Emmanuelle would never enter the big leagues of literature.

His presentation of Arsan's work indicated this: “Make love at all hours, day or night, in any circumstance, with whoever, whether he or she, or them, with anyone who asks and That she likes it, this is the law that Emmanuelle obeys when, at the age of twenty, she arrives in Bangkok to join her engineer husband.

Thus, in the exotic framework of a neocolonial, European, restricted and refined society, the young woman discovers the profound rules of love, the glory of sexual pleasure thanks to her own body, and she goes to meet a "natural" and optimistic philosophy. .

Emmanuelle, the protagonist

Emmanuelle, a film that was registered in soft-porn, describes the adventures of a French woman who arrives in Thailand to reunite with her husband, and from there they move into scenes of free love.

Sylvia Kristel, born on September 28, 1952 in Utrecht, was the protagonist

without any acting background

.

She also participated in the first films of the saga (Emmanuelle 2, Goodbye Emannuelle) until she faced a film career.
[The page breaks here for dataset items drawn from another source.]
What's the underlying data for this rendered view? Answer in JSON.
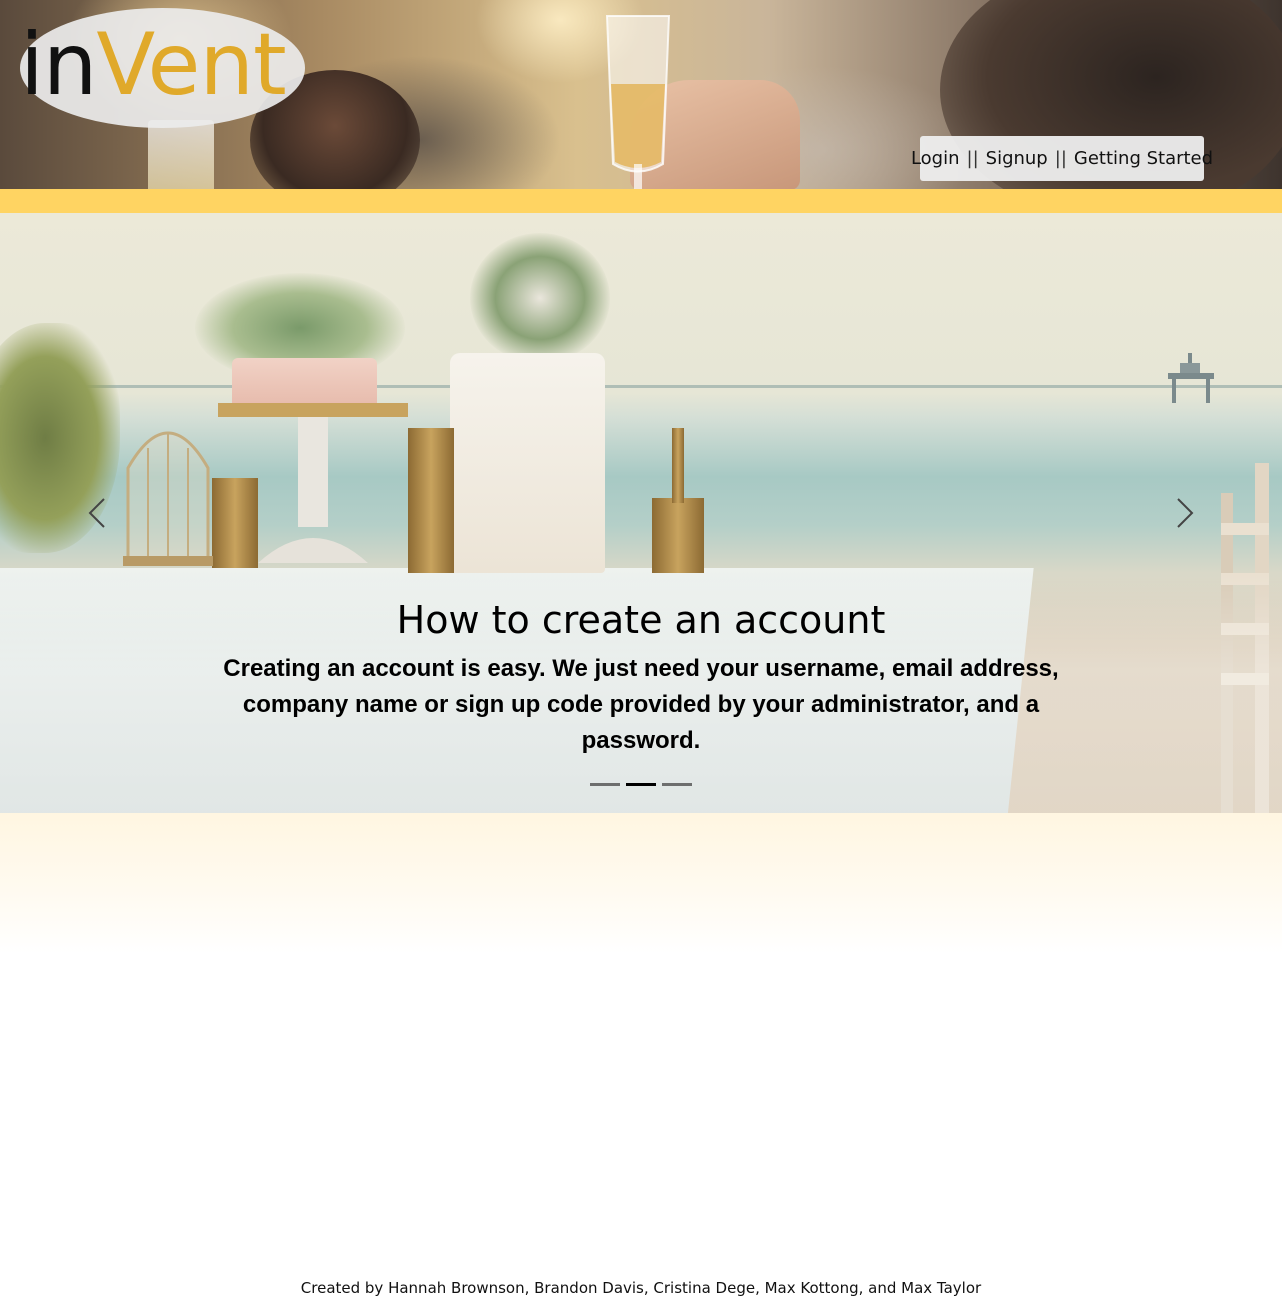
{
  "brand": {
    "logo_part_1": "in",
    "logo_part_2": "Vent",
    "color_dark": "#111111",
    "color_gold": "#e0a92a"
  },
  "nav": {
    "items": [
      {
        "label": "Login"
      },
      {
        "label": "Signup"
      },
      {
        "label": "Getting Started"
      }
    ],
    "separator": "||"
  },
  "carousel": {
    "active_index": 1,
    "slide_count": 3,
    "slide": {
      "title": "How to create an account",
      "text": "Creating an account is easy. We just need your username, email address, company name or sign up code provided by your administrator, and a password."
    },
    "prev_icon": "chevron-left-icon",
    "next_icon": "chevron-right-icon"
  },
  "footer": {
    "credits": "Created by Hannah Brownson, Brandon Davis, Cristina Dege, Max Kottong, and Max Taylor"
  },
  "colors": {
    "accent_band": "#ffd462",
    "lower_tint": "#fff6e1"
  }
}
But, as Marcelo Stiletano described in

La Nación,

“the character created by Emmanuelle Arsan was for Kristel

the eternal guest of a golden cage

.”

He was a sex symbol that spread around the world at breakneck speed thanks to cinema.

A myth fueled by censorship that prevented in many countries (including Argentina) the possibility of fully discovering a new erotic approach that Emmanuelle brought to cinema in times of breaking down inhibitions and prejudices.”

Sylvia Kristel

He got to act for Chabrol ("Alice Doesn't Live Here Anymore") but the films he filmed within the category --- did not have much success.

Her erotic vein was maintained for other calls such as “Lady Chatterley's Lover” (1981 adaptation of the book by DH Lawrence, which these days has a new version on the platforms) or her role as Mata Hari.

In her autobiography, Kristel commented:

“I was dressed, but people preferred me naked

.

I spoke, but they preferred me silent or dubbed.

I realized that the public had been deeply affected by Emmanuelle and they wanted to prolong the fantasy of her, to keep me inside her, symbolic and naked, idealized and necessary.

When she came to the cinema she was married to a well-known Belgian writer, Hugo Claus, who was twice her age and was the father of her only son, Arthur.

She then had five other marriages, one of which left her in ruins.

In that autobiography she also described her moments of alcoholism and drugs.

Her final recovery – she dedicated herself to painting and exhibited in Amsterdam – was brief, she died in 2012, a victim of cancer.

“Sylvia was a wonderful woman, very pure, very naive.

Like me, she was overcome by the shock that Emmanuelle caused, it was very hard for her,” Jaeckin dismissed her.